No dia do despejo, as famílias também não tiveram tempo de recolher seus pertences antes de que as barracas fossem destruídas. Segundo a ONG haitiana Groupe d’Appui aux Refugiés et Repatriés [Grupo de Apoio aos Refugiados e Repatriados], cerca de 250 famílias não haviam recebido o montante prometido como indenização.
Aldo Jofre Osorio/Opera Mundi
Desabrigados relatam à Anistia Internacional que despejo foi acompanhado de intimidação armada
Pessoas que estavam instaladas no campo relatam que os funcionários municipais disparavam para o ar e atiravam pedras para expulsar os desabrigados. A operação, que contou posteriormente com apoio policial, deixou feridos, entre eles um bebê de um ano.
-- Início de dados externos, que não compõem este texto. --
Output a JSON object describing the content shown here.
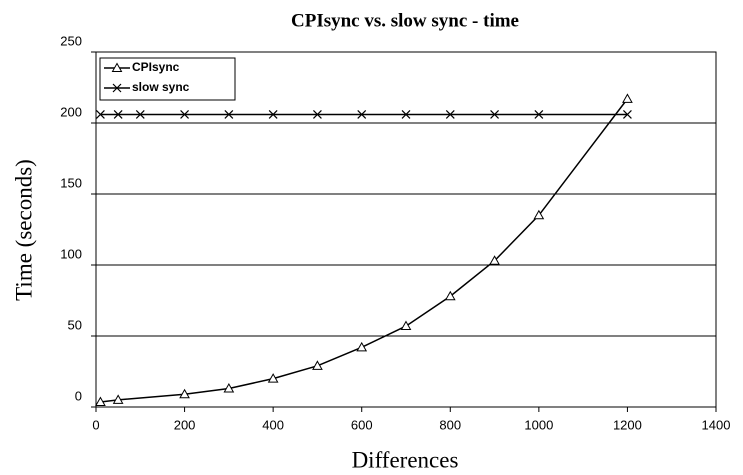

Os desabrigados também denunciam terem perdido dinheiro e celulares, entre outros pertences.
Para Zúñiga, a retirada do desabrigados dos campos só deveria ser feita após uma consulta e a oferta de uma moradia alternativa a estas pessoas. “Deve-se evitar a todo custo a retirada à força das pessoas dos campos”, ressaltou, completando que urge que o governo haitiano priorize as necessidades de moradia das pessoas “que continuam vivendo em terríveis condições nos campos de desabrigados três anos após o terremoto.
Calcula-se que ainda existam 496 campos de moradias provisórias – majoritariamente barracas armadas com lonas e madeiras, ou doadas por agências como a norte-americana USAID (Agência dos Eua para o Desenvolvimento Internacional) – Haiti, nas quais residem temporariamente cerca de 350 mil haitianos.
Como muitos deles são instalados em terras privadas, as ameaças de despejo sofridas pelos desabrigados pelo terremoto são uma realidade na capital. Em setembro de 2012, a OIM (Organização Internacional para a Migração) informou que cerca de 20% da população dos campos corriam risco de despejo. Em agosto, mais de 60 mil haviam sido expulsas de locais onde estavam instaladas.
Além de proprietários incomodados com a presença de desabrigados em seus terrenos, vizinhos aos locais de concentrações de barracas também se enfurecem com a falta de condições de higiene nos acampamentos de desabrigados. Moradores das redondezas do campo de desabrigados da capital Jean Marie Vincent, por exemplo, ameaçaram diversas vezes colocar fogo no campo de desabrigados, segundo relataram no ano passado militares brasileiros ao Opera Mundi.